A relatively new partnership between the Watershed Alliance, the Federation of Agriculture, PEI Potato Board and the province is helping solve some of those problems through the PEI AgriWatershed Partnership.
The organization helps fund up to 75% of the cost to fix high-risk fields and divert runoff.
PREP was involved with one such project this year with Power Brothers Produce Inc in a field near the Pisquid River, just off the Dunphy Road.
Mr Ryan explains some of the work that was done.
“We put berms in to break up the runoff,” he said.
“Water starts at the top of the grade to run whichever direction it is going to go and the larger the field the more volume of water, the more damage it does.”
The berms divide the flow directing it towards ditches on the side of the road installed by the Department of Transportation.
“When water slows down, the sediment it carries settles,” Mr Ryan said, explaining the catch basins in the ditch then trap the sediment.
“Eventually the water will get to the stream but it is going to be cleaner,” he added.
“We want to give credit to the farmers,” Mr Ryan said. “The uptake is there and we are glad to see it.
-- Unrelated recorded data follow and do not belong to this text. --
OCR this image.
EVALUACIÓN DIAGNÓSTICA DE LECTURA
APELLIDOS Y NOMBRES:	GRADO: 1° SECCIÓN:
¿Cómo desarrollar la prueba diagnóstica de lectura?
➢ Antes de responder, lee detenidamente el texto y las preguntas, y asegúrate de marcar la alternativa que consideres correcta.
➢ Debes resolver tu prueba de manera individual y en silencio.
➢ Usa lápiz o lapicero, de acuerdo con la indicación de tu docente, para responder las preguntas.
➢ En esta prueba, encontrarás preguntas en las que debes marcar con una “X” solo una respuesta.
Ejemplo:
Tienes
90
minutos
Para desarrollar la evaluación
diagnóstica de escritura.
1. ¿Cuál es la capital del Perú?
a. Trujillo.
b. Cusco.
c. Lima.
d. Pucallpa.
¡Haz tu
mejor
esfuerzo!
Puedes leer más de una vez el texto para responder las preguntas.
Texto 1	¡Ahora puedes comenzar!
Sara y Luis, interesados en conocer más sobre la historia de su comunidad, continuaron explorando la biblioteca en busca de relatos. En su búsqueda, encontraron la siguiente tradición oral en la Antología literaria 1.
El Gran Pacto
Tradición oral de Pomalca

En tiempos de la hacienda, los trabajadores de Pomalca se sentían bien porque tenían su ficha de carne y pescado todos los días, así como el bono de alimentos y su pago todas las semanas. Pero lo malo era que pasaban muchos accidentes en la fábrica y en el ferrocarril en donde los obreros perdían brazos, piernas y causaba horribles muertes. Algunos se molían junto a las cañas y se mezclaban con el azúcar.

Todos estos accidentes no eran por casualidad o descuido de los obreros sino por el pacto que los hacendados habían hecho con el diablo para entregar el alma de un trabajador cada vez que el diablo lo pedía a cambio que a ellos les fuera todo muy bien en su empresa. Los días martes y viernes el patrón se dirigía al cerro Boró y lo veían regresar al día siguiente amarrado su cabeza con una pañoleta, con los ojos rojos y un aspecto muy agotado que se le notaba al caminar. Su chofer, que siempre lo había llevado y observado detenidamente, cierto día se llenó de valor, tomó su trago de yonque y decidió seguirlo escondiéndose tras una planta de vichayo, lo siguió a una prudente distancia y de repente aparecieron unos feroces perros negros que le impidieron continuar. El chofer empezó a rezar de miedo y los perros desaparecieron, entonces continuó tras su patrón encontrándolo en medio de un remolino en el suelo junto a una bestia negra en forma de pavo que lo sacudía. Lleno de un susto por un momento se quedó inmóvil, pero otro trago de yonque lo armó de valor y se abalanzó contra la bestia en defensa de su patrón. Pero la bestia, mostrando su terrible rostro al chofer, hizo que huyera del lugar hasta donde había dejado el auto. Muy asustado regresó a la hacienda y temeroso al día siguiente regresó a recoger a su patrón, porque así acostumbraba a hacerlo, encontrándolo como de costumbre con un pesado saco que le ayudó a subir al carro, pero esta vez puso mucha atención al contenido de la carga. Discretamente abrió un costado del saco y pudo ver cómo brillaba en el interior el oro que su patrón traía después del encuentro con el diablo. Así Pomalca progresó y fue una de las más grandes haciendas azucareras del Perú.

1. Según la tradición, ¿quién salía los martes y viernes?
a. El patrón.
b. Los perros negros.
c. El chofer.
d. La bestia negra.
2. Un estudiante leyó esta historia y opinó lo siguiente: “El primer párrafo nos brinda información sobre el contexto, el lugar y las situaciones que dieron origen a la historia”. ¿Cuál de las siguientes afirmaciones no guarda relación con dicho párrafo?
“It is a great step forward.”
Farmer Scott Power agrees.
“That should make a difference,” he said.
This particular field was the culprit on two occasions that contributed “a tremendous amount of sediment” to the river in the spring of 2015 and again in 2018.
Sediment settling on the cobbles of the river bottom cut off nutrition sources for the fish essentially starving them.
Mr Ryan said it is one of several high slope fields in the region and he looks forward to working with more farmers.
“Our watershed was very pleased to see the level of cooperation and to have this field protected for soil and water conservation for farming in future generations,” Mr Ryan said.
Prior to this year’s field work there was a pilot project in Vernon River in 2019 that effectively led to the AgriWatershed Partnership coming into being.
Members of the AgriWatershed partnership who were instrumental in carrying out the work include Mike Dumont with the Watershed Alliance, Gwen Vessey-Corrigan consultant with the Alliance, Mary Finch, watershed ecologist with the province, Jason Hayden with the PEI Potato Board and Robert Godfrey with the Federation of Agriculture. William Visser of Garret Visser & Sons was also a big part of the pilot project that was done on one of the farm’s fields in Vernon River.
In 2020 a high slope field in Uigg, owned by Steven Visser was also a project of the partnership.